Who was Pope Pius VII and when did he serve as pope?
Pope Pius VII, born Barnaba Niccolò Maria Luigi Chiaramonti on the 14th of August 1742 in Cesena, served as head of the Catholic Church from the 14th of March 1800 until his death on the 20th of August 1823. He was also a Benedictine monk and theologian before his election to the papacy.
What was the Concordat of 1801 between Pope Pius VII and Napoleon?
The Concordat of 1801 was a treaty negotiated by Cardinal Secretary Ercole Consalvi with Napoleon, then First Consul of France. It acknowledged Catholicism as the religion of the great majority of French citizens, gave the pope the right to depose bishops, required the state to pay clerical salaries, and required the Church to surrender claims to lands seized after 1790. Sunday was reestablished as a festival day effective Easter Sunday, the 18th of April 1802.

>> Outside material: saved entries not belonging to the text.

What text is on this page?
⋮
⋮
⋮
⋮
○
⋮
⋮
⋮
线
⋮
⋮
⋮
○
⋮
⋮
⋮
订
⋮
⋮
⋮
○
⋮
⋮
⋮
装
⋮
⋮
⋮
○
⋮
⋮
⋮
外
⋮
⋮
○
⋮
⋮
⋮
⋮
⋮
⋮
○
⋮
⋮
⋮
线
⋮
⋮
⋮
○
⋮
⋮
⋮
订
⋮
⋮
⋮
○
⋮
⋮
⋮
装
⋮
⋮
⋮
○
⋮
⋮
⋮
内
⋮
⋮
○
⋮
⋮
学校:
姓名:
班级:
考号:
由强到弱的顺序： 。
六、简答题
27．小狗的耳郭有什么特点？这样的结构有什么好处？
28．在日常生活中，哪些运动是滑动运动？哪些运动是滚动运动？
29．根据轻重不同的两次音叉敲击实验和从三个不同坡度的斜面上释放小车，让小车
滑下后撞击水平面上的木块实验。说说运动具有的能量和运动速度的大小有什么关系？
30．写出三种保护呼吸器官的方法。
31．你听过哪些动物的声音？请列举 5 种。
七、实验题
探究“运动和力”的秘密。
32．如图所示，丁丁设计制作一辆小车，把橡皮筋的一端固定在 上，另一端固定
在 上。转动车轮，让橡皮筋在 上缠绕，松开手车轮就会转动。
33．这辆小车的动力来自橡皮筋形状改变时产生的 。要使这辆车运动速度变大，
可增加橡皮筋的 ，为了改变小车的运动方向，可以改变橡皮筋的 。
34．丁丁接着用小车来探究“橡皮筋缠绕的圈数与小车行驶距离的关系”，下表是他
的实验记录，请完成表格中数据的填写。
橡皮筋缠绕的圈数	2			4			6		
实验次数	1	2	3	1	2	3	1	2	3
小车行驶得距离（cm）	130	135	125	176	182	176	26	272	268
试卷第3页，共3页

Why was Pope Pius VII taken prisoner by Napoleon?
Napoleon had France occupy and annex the Papal States in 1809 after Pius VII refused to align them with Napoleon's Continental System. Pius VII responded with the papal bull Quum memoranda, excommunicating Napoleon. French forces then seized the pope, transporting him first to Savona and later to France, where he remained until 1814.
Did Pope Pius VII oppose the slave trade?
Yes. Pius VII joined the declaration of the 1815 Congress of Vienna urging suppression of the Atlantic slave trade. He wrote to King Louis XVIII of France on the 20th of September 1814 and to King John VI of Portugal in 1823, defining the sale of people as an injustice to human dignity and urging both monarchs to use their authority to end the practice.
What did Pope Pius VII do for the Catholic Church in the United States?
Pius VII established new dioceses in the United States in 1808 for Boston, New York City, Philadelphia, and Bardstown. In 1821, he added dioceses for Charleston, Richmond, and Cincinnati. He also praised the United States for its military campaign against the Barbary pirates, declaring that Americans had done more for Christianity than the most powerful Christian nations had done in ages.
When did Pope Pius VII restore the Society of Jesus?
Pius VII universally restored the Society of Jesus on the 31st of July 1814, signing the papal bull Sollicitudo omnium ecclesiarum. He had begun the process earlier with the brief Catholicae fidei on the 7th of March 1801, which recognized the Jesuits in the Russian Empire and named Franciszek Kareu as their first superior general there. He appointed Tadeusz Brzozowski as the order's Superior General upon the full restoration.